Every year starry-eyed new teachers go into education willing to do whatever it takes to make education work.
Mr. Duncan, the problem is
- deeper than the “old guard,”
- deeper than the curriculum,
- deeper than training teachers,
- deeper than what kids bring to school from their personal experiences,
- deeper than issues of merit pay (I would not and could not work harder or longer than I have worked...no matter what I was being paid. Most educators go into education because they are altruistic, not because they planned to amass a fortune).
The real problem is systemic. How can we move teachers into the coaching role when they are held responsible for each student’s mastery. Realistically, coaching implies that the student decides how much s/he will invest. When you coach students are allowed to wash out. There is no allowance in the current system for this.

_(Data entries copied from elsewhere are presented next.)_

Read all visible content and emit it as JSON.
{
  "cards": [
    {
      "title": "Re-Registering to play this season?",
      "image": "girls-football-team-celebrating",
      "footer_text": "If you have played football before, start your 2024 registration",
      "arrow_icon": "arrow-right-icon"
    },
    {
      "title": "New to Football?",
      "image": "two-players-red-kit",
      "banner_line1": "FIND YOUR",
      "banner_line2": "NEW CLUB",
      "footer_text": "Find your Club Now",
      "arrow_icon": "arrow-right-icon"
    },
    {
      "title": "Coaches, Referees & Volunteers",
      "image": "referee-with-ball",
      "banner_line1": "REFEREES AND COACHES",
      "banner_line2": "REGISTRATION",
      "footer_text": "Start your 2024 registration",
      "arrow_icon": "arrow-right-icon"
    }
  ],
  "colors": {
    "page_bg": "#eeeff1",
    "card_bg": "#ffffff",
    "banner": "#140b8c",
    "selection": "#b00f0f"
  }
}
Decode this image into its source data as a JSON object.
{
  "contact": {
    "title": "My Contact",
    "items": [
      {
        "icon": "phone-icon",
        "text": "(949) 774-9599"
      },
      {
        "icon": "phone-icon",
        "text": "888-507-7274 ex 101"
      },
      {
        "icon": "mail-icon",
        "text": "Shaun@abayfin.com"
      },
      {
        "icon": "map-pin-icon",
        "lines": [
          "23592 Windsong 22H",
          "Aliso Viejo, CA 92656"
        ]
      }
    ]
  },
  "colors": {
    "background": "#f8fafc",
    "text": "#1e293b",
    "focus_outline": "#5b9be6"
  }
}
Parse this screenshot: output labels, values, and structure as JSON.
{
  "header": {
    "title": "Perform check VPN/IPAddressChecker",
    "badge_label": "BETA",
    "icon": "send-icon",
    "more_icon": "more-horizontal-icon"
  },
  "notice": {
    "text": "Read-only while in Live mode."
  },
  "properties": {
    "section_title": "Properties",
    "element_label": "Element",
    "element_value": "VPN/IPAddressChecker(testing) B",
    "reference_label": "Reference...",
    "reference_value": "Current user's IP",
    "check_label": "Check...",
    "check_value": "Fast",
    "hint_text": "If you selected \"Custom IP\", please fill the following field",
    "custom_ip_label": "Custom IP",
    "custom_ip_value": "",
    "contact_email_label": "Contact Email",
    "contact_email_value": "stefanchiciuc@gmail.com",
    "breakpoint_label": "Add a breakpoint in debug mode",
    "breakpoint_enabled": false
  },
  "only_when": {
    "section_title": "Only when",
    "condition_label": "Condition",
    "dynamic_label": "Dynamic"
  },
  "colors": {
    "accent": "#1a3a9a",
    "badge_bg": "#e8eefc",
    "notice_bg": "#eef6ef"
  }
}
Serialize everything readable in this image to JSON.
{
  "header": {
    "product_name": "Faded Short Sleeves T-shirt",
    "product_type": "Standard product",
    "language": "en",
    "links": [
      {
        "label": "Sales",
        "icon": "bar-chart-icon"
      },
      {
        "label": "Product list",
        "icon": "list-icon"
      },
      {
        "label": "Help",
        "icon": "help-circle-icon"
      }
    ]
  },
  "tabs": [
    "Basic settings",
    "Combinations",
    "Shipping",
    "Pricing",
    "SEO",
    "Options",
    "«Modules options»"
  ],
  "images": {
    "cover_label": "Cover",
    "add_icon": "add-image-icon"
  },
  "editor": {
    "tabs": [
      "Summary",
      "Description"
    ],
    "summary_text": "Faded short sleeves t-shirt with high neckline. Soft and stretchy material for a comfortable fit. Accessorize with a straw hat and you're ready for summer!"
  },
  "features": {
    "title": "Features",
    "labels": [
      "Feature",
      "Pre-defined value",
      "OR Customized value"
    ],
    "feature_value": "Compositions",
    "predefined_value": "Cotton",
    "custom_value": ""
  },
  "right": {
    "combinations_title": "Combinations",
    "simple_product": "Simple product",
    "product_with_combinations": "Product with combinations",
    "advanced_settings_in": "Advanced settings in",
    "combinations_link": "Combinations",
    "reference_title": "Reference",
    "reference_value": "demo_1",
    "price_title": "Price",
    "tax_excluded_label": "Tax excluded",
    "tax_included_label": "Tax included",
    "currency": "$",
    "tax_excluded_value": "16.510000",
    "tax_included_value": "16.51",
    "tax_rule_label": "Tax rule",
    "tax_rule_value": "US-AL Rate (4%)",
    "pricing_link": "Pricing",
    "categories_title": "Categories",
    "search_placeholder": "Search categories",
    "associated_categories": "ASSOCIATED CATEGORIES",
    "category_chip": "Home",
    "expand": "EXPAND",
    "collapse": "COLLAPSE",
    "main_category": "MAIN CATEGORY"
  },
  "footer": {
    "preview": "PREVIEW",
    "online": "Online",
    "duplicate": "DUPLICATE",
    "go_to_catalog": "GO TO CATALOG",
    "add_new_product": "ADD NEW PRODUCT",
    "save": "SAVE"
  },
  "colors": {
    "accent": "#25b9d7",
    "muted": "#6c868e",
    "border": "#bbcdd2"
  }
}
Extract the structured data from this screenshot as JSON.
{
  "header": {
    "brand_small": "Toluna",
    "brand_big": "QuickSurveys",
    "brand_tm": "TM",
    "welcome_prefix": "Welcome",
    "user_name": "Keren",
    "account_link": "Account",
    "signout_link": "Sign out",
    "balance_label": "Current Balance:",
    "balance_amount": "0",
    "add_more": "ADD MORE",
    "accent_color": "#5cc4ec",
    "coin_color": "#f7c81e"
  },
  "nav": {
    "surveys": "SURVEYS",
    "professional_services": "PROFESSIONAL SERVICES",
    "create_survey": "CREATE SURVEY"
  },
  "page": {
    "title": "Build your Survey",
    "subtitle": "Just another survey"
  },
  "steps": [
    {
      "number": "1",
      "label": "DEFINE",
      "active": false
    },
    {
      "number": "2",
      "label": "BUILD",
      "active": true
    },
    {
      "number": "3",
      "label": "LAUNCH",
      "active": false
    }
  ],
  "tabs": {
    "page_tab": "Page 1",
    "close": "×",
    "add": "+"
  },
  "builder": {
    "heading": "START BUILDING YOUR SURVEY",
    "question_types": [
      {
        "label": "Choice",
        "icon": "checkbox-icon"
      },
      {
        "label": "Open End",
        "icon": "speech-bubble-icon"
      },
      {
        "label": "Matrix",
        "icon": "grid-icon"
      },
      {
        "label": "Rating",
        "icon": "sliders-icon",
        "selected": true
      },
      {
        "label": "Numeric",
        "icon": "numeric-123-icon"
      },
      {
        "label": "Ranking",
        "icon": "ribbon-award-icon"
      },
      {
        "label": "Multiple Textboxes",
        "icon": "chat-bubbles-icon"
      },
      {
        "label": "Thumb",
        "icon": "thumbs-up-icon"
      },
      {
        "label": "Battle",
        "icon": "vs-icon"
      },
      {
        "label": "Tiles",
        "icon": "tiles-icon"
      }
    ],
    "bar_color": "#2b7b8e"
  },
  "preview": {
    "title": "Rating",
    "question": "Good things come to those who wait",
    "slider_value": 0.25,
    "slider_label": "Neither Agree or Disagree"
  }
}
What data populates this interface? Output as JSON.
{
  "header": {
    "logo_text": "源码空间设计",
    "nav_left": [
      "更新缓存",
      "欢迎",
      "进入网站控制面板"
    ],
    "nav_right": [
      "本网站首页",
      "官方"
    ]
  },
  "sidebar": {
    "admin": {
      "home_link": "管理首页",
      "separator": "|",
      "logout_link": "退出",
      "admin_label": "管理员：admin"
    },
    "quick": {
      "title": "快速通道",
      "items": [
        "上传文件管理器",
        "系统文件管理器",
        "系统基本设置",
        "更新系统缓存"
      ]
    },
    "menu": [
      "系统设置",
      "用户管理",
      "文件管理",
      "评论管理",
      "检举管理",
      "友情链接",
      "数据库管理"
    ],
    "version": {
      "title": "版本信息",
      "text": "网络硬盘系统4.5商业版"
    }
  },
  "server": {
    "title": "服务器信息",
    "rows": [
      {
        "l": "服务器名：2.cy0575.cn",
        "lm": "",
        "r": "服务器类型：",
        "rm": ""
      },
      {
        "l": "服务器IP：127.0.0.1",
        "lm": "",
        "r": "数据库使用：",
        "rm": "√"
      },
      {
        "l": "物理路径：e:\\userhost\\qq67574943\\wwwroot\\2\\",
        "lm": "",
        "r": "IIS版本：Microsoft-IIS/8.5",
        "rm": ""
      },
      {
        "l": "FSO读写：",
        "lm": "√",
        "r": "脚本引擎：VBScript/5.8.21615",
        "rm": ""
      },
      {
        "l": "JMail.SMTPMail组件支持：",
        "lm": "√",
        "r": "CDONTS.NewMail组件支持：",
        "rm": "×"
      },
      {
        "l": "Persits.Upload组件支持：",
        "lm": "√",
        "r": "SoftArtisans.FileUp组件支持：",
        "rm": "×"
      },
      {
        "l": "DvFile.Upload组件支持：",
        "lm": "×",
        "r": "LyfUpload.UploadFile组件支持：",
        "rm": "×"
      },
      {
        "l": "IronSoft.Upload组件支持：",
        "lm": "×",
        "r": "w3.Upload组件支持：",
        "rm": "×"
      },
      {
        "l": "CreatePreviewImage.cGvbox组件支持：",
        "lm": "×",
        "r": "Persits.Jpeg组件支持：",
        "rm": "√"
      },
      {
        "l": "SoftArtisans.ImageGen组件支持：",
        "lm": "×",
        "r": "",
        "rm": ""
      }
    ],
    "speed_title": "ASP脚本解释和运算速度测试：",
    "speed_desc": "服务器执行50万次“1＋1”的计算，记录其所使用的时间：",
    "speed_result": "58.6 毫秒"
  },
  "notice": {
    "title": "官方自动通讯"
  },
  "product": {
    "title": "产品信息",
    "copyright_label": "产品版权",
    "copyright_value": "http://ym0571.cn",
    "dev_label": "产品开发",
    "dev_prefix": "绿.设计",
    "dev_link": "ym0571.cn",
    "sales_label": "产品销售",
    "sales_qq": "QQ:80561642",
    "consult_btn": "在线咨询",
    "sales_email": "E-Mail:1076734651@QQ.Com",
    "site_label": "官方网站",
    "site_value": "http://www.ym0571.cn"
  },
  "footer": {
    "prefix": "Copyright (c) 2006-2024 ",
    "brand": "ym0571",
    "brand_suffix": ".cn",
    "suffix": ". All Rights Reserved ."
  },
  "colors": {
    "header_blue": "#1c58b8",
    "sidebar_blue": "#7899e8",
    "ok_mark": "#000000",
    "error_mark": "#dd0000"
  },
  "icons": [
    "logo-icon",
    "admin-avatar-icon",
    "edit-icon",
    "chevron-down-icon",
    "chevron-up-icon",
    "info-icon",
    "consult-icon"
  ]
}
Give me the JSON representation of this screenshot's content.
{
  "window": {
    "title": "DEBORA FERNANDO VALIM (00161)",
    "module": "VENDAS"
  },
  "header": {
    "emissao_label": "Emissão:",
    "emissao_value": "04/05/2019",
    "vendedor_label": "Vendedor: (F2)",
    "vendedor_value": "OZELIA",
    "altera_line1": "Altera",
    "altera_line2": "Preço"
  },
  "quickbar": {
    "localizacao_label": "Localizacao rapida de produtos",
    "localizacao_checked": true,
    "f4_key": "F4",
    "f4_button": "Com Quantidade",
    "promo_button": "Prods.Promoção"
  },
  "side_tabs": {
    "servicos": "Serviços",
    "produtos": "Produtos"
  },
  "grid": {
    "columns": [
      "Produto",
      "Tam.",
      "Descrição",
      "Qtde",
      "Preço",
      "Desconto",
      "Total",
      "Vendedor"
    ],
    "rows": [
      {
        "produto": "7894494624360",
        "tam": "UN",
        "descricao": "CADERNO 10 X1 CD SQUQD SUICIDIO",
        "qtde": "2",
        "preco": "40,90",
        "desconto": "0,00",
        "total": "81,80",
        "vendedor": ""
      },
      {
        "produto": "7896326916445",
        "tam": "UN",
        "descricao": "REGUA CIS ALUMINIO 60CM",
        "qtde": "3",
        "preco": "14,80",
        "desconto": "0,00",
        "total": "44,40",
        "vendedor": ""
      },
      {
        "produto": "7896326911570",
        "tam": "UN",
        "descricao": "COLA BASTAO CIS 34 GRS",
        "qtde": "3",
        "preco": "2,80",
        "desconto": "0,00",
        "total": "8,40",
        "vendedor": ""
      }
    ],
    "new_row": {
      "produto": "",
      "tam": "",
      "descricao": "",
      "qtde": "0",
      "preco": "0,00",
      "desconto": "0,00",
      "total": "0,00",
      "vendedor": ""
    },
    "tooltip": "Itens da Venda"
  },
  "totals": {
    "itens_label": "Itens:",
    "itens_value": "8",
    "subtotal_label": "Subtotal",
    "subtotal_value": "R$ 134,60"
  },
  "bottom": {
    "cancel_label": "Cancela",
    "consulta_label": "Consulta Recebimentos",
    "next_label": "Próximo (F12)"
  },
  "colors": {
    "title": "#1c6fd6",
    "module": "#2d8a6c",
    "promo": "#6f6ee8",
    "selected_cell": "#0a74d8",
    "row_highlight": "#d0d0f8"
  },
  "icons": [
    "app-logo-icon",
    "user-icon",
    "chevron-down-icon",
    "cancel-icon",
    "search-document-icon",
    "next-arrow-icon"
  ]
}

If we want education to work better, most of our communities need to do the hard work of changing. It means changing schools, teachers, parents, students, and administrators. Indeed, it means changing everything. This kind of systemic change takes time and and requires long-term consistency. People must relate to one another in ways beyond pointing fingers and suggesting that if we just had better prepared and serious teachers things would be better, or better parents, or better …………
Before we can make it better we must know what we want education to be. We must be a village to raise our children --- we must have trust in one another. We must have shared understandings about the kind of world we are educating children for. Until we understand what we want and where we want to go we won’t even be able to tell if we have arrived!